By Nawara Fattahova
KUWAIT: The coronavirus pandemic has had a severe impact on cancer patients, since they are considered a high-risk category if they get infected by the virus. Many patients don’t go to hospital for regular checkups or treatment due to the fear of getting infected.
Cancer Aware Nation Campaign (CAN) organized a virtual workshop on ‘Cancer During the Time of Coronavirus’ on Tuesday, as part of its breast cancer awareness campaign. Dr Khaled Al-Saleh, Chairman of Kuwait Society for Preventing Smoking and Cancer (KSSCP) and the Chairman of CAN, said awareness shouldn’t stop because of the pandemic.

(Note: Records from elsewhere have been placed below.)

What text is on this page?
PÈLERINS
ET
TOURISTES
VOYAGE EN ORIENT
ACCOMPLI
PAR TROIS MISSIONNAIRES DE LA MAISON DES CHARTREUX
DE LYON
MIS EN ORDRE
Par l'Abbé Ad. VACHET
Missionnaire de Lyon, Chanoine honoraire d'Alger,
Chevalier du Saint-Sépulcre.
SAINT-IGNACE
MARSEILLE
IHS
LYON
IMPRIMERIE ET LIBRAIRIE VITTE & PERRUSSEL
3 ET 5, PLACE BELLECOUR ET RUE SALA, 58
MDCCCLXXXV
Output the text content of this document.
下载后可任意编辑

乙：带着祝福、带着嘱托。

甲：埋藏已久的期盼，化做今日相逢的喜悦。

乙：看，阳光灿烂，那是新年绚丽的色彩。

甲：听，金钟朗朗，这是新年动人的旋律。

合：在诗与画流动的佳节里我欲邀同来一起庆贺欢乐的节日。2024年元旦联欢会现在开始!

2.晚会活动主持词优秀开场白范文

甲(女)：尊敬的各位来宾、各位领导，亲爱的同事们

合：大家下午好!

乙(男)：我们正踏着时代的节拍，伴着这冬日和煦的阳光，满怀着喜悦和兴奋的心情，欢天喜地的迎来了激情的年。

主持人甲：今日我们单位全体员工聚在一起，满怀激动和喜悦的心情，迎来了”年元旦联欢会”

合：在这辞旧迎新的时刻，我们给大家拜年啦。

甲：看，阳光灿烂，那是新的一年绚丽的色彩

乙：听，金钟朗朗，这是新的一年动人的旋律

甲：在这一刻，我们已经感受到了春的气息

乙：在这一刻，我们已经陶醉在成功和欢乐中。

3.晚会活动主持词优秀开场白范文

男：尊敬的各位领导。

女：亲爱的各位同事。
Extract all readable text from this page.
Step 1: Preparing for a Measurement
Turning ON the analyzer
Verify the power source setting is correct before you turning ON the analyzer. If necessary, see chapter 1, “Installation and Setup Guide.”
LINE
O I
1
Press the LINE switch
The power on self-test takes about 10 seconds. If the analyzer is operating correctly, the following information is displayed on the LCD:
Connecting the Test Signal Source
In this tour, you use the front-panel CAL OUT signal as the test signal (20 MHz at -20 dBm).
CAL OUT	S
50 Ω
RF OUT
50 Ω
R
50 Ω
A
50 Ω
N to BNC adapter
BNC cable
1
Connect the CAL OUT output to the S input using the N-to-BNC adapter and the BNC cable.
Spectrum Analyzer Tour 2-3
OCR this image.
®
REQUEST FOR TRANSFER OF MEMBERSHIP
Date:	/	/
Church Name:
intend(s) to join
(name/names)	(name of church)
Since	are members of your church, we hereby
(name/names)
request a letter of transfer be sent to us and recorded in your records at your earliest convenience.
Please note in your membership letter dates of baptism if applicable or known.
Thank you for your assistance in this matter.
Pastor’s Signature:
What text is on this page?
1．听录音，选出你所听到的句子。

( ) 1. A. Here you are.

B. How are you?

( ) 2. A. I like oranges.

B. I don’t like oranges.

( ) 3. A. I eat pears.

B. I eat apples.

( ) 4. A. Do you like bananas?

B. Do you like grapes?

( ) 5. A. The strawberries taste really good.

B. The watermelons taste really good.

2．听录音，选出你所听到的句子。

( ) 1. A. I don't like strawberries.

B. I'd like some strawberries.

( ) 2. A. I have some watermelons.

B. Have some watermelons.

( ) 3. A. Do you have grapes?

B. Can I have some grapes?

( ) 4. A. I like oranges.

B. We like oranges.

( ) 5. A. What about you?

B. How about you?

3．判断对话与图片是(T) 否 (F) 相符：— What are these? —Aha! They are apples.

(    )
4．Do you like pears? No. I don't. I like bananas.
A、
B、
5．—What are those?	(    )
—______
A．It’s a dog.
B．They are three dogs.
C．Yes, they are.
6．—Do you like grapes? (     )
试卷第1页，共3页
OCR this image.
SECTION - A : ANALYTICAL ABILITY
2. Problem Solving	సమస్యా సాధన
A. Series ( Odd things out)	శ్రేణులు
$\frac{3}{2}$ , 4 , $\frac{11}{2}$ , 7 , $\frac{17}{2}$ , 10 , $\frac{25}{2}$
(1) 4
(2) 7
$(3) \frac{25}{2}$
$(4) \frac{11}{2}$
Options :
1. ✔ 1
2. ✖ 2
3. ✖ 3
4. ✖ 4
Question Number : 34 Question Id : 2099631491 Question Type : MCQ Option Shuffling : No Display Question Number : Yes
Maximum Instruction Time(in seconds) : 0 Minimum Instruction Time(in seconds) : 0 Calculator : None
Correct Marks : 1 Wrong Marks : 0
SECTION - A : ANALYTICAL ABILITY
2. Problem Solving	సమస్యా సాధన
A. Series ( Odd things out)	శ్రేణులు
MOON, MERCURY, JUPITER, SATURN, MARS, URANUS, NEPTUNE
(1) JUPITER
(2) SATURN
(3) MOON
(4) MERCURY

“Breast cancer is the most prevalent cancer among women around the world. In 2018, around 2.1 million cases were registered globally, which represents 24.2 percent of total tumors in women around the world. It also ranked first among women in Kuwait. In 2016, we registered 621 cases of breast cancer in Kuwait. The incidence of breast cancer among Kuwaiti women reached 63.6 for every 100,000, and 41.7 among non-Kuwaiti women,” Dr Saleh said during the workshop.
These numbers show the importance of continuing to fight cancer in general, and breast cancer in particular. “It’s easy to discover in the early phase, when its initial signs can be recognized. This can be achieved through systematically training women on early detection of this tumor,” he added.
“Early detection increases chances of treatment. Self-examination can be done with easy instructions, so women can avoid pain or treatments in the future. During the COVID-19 pandemic, self-examination is the best way of checking. If a woman finds something, she can contact the doctor,” Saleh concluded.
Prof Samia Al-Amoudi, Founder of the Health Empowerment Initiative at the College of Medicine, King Abdulaziz University, spoke about health empowerment and the importance of informing cancer patients of their health and labor rights. “The cancer patient should be fully aware of their health condition and receive all information about their illness. The patient has the right to keep their job and the right to keep their illness private from their workplace, which doesn’t have to know the details of their illness,” she said.
“The doctor should preserve the patient’s right to have children if the patient is undergoing chemotherapy, radiotherapy or hormonal therapy. This can be done by freezing the eggs before starting any therapy that weakens childbearing ability,” explained Amoudi.
According to her, treating cancer is more important than fears of getting infected by the coronavirus. “A cancer patient should not abandon their treatment because of such fears. Only the treating doctor can decide whether a patient can wait and postpone the treatment. If any patient feels symptoms of COVID-19, they can follow up with their clinic though the hotline,” she added.
Dr Amaal Al-Yahya, National Tobacco Control Liaison Officer at the Ministry of Health, spoke about e-cigarettes and smoking in general. “Some smokers claim that smoking electronic cigarettes or pipes helps in quitting smoking, which is completely wrong. Statistics show that those smoking e-cigarettes end up smoking both regular and electronic cigarettes,” she noted.
“All kinds of smoking are responsible for various diseases. It destroys the special cells of the immunity system, which are responsible for quickly responding to microbes that enter the body. Smoking increases the potential of catching COVID-19 and experiencing symptoms.
Also, smoking electronic cigarettes increases the intensity of the resulting inflammation in the lung tissue, and this damages the respiratory system. Furthermore, smoking electronic cigarettes affects people nearby, as the vapor produced by this cigarette contains many carcinogenic and harmful materials,” stressed Yahya.